Two pieces of performance news this week are actually one argument about what structures mean after the people inside them change. The Onion's rebooted InfoWars launches July 2nd, inheriting not just a domain but a distribution network, an audience, and an aesthetic built explicitly for radicalization. And in Manchester, Ai Weiwei will reenact his own 81-day detention in his first durational performance. One artist is being inserted into an inherited structure. Another is reconstructing a structure he was forced into. Neither has full control over what the container means.

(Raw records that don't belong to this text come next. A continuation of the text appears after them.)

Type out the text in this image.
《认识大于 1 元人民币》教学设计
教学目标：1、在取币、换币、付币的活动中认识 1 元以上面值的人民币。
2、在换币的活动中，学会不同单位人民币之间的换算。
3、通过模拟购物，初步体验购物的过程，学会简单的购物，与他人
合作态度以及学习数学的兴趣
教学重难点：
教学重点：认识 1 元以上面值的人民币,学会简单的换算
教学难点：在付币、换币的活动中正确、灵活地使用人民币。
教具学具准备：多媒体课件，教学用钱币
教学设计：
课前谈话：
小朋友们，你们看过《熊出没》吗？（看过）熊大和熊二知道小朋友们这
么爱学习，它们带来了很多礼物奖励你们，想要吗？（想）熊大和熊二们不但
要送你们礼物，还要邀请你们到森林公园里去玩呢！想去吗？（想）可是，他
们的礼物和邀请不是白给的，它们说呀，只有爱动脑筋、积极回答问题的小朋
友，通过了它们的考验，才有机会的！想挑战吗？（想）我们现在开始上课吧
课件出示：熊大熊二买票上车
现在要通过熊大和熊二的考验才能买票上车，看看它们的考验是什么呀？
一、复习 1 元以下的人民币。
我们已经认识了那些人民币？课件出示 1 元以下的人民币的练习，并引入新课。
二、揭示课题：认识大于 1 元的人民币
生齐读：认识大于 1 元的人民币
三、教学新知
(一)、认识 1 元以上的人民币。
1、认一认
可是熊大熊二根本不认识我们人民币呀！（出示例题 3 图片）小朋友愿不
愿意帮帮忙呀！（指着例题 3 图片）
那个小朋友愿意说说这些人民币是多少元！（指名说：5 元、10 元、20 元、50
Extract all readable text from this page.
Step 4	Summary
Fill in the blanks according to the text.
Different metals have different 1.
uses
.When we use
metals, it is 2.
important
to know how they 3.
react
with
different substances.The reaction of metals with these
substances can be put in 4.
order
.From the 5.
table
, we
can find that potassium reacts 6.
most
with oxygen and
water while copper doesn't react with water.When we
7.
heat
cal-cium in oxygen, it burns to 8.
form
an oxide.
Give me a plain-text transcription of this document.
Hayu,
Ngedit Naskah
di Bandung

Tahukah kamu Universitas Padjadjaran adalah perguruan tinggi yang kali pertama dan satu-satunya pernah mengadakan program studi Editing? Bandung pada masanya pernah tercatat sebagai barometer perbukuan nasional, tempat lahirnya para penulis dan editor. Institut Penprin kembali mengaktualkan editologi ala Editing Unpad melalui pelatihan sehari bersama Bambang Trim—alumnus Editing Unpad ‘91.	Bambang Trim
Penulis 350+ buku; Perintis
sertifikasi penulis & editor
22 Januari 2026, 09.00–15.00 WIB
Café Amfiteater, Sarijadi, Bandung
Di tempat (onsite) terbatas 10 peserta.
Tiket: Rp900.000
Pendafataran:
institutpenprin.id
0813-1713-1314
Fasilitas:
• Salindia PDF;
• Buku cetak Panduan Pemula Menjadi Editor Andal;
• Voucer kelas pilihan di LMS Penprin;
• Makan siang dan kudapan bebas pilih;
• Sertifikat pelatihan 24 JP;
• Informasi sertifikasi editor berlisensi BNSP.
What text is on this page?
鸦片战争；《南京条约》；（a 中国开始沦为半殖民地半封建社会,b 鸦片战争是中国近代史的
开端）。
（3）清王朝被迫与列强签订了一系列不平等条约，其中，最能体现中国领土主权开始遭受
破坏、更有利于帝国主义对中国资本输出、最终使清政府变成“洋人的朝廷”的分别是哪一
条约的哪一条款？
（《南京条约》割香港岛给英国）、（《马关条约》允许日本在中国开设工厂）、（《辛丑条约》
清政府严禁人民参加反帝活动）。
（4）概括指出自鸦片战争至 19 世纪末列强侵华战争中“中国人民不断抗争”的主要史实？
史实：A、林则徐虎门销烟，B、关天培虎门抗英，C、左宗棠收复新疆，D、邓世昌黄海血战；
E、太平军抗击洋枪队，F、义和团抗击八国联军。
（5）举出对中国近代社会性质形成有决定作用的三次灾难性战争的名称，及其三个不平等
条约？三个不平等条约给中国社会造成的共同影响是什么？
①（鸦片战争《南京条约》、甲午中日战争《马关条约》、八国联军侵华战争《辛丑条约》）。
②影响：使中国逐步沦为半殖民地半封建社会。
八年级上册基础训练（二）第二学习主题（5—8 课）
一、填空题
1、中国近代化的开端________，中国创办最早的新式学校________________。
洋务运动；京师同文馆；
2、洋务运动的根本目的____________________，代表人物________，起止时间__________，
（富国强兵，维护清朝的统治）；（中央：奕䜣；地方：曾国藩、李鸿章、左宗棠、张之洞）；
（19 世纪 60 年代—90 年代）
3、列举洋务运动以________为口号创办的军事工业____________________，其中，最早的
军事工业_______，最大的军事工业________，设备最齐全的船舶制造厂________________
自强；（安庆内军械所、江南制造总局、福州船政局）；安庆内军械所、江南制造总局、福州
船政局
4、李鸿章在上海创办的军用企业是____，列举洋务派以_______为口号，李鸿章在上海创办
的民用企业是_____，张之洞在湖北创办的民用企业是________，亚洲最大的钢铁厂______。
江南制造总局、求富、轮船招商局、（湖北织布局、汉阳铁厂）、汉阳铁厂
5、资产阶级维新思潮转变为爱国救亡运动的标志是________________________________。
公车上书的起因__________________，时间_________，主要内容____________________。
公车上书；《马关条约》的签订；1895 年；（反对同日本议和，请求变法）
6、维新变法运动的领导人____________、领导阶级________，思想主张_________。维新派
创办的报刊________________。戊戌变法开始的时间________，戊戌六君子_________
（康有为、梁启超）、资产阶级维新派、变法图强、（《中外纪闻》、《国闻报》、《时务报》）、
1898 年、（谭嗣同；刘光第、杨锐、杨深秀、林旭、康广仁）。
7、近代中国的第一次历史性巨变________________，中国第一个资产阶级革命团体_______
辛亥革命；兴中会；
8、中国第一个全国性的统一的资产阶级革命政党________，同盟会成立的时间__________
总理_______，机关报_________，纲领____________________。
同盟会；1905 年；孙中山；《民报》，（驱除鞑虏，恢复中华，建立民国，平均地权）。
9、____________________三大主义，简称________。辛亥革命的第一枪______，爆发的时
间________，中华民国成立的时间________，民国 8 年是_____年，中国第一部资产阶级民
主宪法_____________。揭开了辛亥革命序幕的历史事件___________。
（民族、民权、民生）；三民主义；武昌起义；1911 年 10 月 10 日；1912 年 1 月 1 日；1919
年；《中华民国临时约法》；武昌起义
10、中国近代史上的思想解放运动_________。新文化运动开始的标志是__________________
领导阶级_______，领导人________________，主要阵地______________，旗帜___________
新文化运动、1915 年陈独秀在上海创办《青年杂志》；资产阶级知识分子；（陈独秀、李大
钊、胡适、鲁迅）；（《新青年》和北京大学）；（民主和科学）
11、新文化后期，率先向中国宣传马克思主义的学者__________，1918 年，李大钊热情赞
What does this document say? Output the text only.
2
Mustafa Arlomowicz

The Onion's Faustian Architecture

The Onion's InfoWars project is genuinely risky, and not for the reasons its critics fear. The worry is not that satire will accidentally produce conspiracy content. The worry is that the infrastructure of InfoWars, its algorithmic footprint, its audience's trained pattern-recognition, its monetization rails, does not become neutral just because the content changes. Platforms are not pipes. They are argument structures. InfoWars' audience did not just consume content. They were shaped by a feedback loop that rewarded paranoia. Piping satire through that loop is an experiment in whether the container can be decontaminated by filling it with something different.

Ai Weiwei and the Unrepeatable Original

Ai Weiwei's approach is the inverse. He is not taking over someone else's structure. He is reconstructing one that was imposed on him. 'This approach cannot be replaced by any other,' he said of the durational format. There is something here about embodied authenticity that Tom Marioni's argument that conceptual art is idea art clarifies: the performance matters because the body matters, because 81 days in detention cannot be reduced to a press release. The Onion is betting that content can override infrastructure. Ai Weiwei is insisting that only presence can override absence. Both are correct, probably, and both are also probably wrong in ways we cannot know yet.